Re: Calculate GPH
Umm... Here's my understanding (real world experiences) as to why I said GPH and MPG are directly related.
When cruising in dead flat calm (inshore) at 3500rpm, I'm moving at 24-25mph (GPS), an burning 8gph (FloScan), which is 3MPG (we'll leave decimals out for now). I use that as my baseline on my boat.
Last week, I went out in the GOM with a following sea. At 3500rpm, I was doing about 26-27mph, and burning a little less then 8gph (FloScan). Because of the following sea, I was surfing, and had less prop-slip, which equaled better efficiency (3+MPG). On the way back, with a head sea, at 3500rpm (which wasn't fun), I only got up to about 23mph, and GPH was more then 8 (almost 9), reducing my efficiency. There was increased prop-slip, and I would cover less ground in the same amount of time. This was because of climbing waves into the wind. Think of riding a sound wave at 20 mph, vs riding a straight line at 20 mph on a graph. You'll get to the end on the straight line faster then the waves, even though you are running the same speed, for the same distance between point A and B.
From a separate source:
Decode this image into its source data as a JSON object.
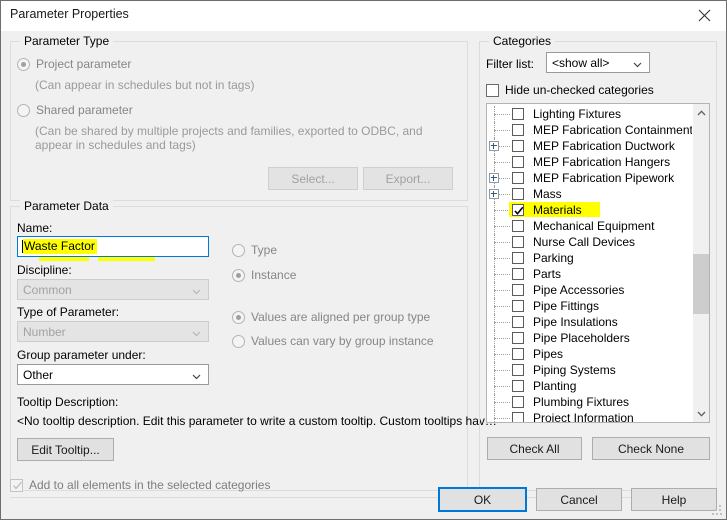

You will always get different GPH & MPG at constant RPM's, depending upon wind velocity (speed and direction), temps, wave size, wave direction, current, and tide. Each of those variables will have an effect on final figures.
From a math-standpoint, you can't have GPH or MPG as variables to figure the other one out. MPH / GPH = MPG or MPH / MPG = GPH. Change one, and they both change.